L'air froid me percute et accentue mon besoin de me soulager. Je contourne un groupe qui s'agite sur le perron et descends prudemment les marches afin de m'éviter une vilaine chute.

Ces escarpins ont beaux être confortable, ils demeurent de véritables pièges mortels sur des jambes instables. Je me secoue pour reprendre possession de mon corps qui chancelle. Mon cerveau est embrouillé et brumeux.

Des voix éclatent autour de moi et une lueur de raison m'indique que je dois m'éloigner le plus loin possible pour faire mes affaires.

Je contourne la bâtisse, trottinant jusqu'au parc, manquant à plusieurs reprises de me tordre une cheville ou de m'étaler dans l'herbe.

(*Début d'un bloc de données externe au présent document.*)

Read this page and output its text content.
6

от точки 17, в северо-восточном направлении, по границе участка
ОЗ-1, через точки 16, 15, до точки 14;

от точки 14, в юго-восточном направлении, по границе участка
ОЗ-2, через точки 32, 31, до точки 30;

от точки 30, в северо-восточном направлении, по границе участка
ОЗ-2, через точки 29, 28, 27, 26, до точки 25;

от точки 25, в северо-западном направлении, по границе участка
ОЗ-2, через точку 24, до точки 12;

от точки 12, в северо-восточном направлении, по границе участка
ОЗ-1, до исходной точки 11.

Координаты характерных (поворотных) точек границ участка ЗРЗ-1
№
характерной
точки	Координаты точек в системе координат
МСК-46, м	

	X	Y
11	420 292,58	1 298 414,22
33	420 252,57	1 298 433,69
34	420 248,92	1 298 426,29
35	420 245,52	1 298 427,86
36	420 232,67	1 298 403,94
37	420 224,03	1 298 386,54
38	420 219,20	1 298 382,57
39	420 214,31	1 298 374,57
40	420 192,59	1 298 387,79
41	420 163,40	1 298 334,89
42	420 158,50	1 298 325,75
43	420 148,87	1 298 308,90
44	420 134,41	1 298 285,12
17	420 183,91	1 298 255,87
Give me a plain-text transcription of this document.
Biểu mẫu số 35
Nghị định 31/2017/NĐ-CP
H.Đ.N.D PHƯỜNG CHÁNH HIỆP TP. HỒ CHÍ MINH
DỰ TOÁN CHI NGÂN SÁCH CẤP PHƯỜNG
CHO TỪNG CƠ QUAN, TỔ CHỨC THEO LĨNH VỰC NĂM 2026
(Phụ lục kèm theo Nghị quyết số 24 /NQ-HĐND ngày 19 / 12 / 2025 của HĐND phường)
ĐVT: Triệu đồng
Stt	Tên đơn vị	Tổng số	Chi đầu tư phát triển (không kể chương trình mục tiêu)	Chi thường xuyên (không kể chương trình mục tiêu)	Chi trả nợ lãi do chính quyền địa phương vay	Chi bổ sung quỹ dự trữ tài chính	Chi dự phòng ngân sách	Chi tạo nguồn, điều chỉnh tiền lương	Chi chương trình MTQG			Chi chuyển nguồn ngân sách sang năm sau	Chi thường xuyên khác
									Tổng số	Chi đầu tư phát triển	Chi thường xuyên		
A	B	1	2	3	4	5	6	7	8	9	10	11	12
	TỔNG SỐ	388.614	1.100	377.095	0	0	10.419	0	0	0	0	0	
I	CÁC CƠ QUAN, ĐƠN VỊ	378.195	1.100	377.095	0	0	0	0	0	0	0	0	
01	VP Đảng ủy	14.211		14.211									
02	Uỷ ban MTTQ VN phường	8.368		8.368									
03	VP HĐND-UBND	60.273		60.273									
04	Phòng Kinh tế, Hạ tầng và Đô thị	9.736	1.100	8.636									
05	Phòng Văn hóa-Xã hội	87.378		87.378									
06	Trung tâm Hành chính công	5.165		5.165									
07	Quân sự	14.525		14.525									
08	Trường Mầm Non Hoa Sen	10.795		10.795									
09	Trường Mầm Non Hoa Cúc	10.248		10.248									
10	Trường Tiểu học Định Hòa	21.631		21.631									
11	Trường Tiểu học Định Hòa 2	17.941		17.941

Je marque une pause pour me débarrasser de mes talons et accélère en direction des fourrés qui jouxtent un chemin de gravier.

Sans perdre une minute, je me dissimule derrière un épais buisson. Après avoir jeté un œil autour de moi, j'abaisse ma culotte, et m'accroupi. Seule et cachée par le voile de la nuit, je pousse un long soupir de bonheur.

Une folle envie de glousser comme une dinde s'empare de mon être.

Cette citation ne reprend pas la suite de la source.